„muse 010“ zum Sommerschluss: Tanzen verboten!

Mit dem Abschluss dieses Sommerkurses schafft sich Tanzplan Dresden in der Palucca-Schule selbst ab

Dresden, 09/08/2010

Drei Männer. Rechts am Schlagzeug der eine, mit E-Gitarre ein anderer links und in der Mitte, mit dem Rücken zu uns, ein Mann mit Saxophon. Der Schlagzeuger steht dann mal auf und setzt sich wieder, das macht Geräusche. Manchmal entlockt er diese seinem kleinen Instrumentarium auch gezielter. Irgendwann stellt er einen piepsenden Dauerton ab. Er schläft dann ein. Der Gitarrist bringt sein Instrument durch Beklopfen und leichtes Schütteln zum Klingen, die Technik gibt ein paar Effekte dazu. Der Mann am Saxofon rollt sich, vom Schritt bis an den Mund in intensiver Verbindung mit seinem Instrument, am Boden nach vorn, dabei erzeugt der Atem Töne, Klänge mitunter auch. Alles Impro oder was, vor allem aber: ob es das schon war, fragt man sich nach kurzer Zeit, die ziemlich quälend vergangen ist, wenn Gregory Edelein aus Brüssel sich zu den Musikern begibt und damit klar macht ja, das war‘s.

Weil er die Kraft untersuchen möchte, „die die Beziehung zwischen Musik und dem menschlichen Körper zeigt“, hatte man sein Projekt „to disconcert“ aus 51 Bewerbungen, die aus aller Welt kamen, im März erwählt und dem Team eine Kurzresidenz samt Arbeits- und Aufenthaltsstipendium in der Palucca Schule zukommen lassen. Das Ergebnis seiner 14tägigen Untersuchungen eröffnete die Abschlusspräsentation von „muse 010“, der letzten von Tanzplan Dresden verantworteten Sommerwerkstatt.

Auch Hanna Hegenscheidt aus Berlin hatte sich beworben und konnte zumindest die Tanzplan-Auswahl-Kommission mit ihrem Konzept überzeugen. Weniger überzeugend dann ihr Projekt „Bitte streicheln sie hier“ für eine Performerin und einen Performer, die zunächst verbal und dann ohne Worte über Nähe und Intimität verhandeln. Erst nach dem Motto hart oder weich, mit der ganzen Hand oder nur mit vier Fingern, Brust oder Keule. Dann, in sicherer Entfernung voneinander, atmet sie ins Mikrofon. Er kann der nonverbalen Verlockung verabredungsgemäß nicht widerstehen. Dann doch mit Anfassen und einigen beinahe tänzerischen Körperverknotungen könnte man das Ganze mit etwas Humor für die Synchronisationsszene eines jugendfreien Pornofilms halten.

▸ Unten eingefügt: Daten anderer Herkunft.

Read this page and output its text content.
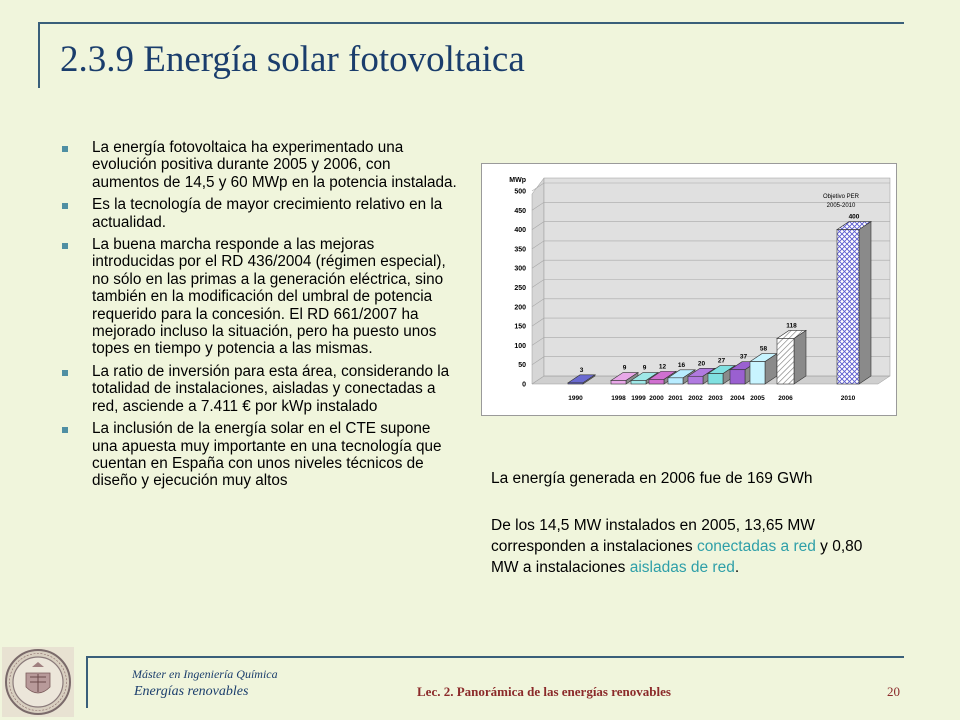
2.3.9 Energía solar fotovoltaica
La energía fotovoltaica ha experimentado una evolución positiva durante 2005 y 2006, con aumentos de 14,5 y 60 MWp en la potencia instalada.
Es la tecnología de mayor crecimiento relativo en la actualidad.
La buena marcha responde a las mejoras introducidas por el RD 436/2004 (régimen especial), no sólo en las primas a la generación eléctrica, sino también en la modificación del umbral de potencia requerido para la concesión. El RD 661/2007 ha mejorado incluso la situación, pero ha puesto unos topes en tiempo y potencia a las mismas.
La ratio de inversión para esta área, considerando la totalidad de instalaciones, aisladas y conectadas a red, asciende a 7.411 € por kWp instalado
La inclusión de la energía solar en el CTE supone una apuesta muy importante en una tecnología que cuentan en España con unos niveles técnicos de diseño y ejecución muy altos
0
50
100
150
200
250
300
350
400
450
500
MWp
3	9	9 12 16 20 27
37
58
118
400
1990	1998 1999 2000 2001 2002 2003 2004 2005 2006	2010
Objetivo PER
2005-2010
La energía generada en 2006 fue de 169 GWh
De los 14,5 MW instalados en 2005, 13,65 MW corresponden a instalaciones conectadas a red y 0,80 MW a instalaciones aisladas de red.
Máster en Ingeniería Química
Energías renovables	Lec. 2. Panorámica de las energías renovables	20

Zum Abschluss stellt in einem kleinen verdunkelten Studio Vera Ondrasikova aus Prag einen Ausschnitt ihrer Arbeit „15 Steps“ vor. Vier Männer bedienen die Technik, Projektionen und Sound, ein roter Pfeil, Linien, Gitter, Felder auf dem Boden, an der Wand, schnelle Wechsel, rasche Schnitte. Eine Frau folgt den Vorgaben, dem Pfeil, den Lichtschneisen, ihrem Schatten, irgendwann kommt sie den Vorgaben nicht mehr nach und gibt sich auf im digitalen und medialen Männerspiel.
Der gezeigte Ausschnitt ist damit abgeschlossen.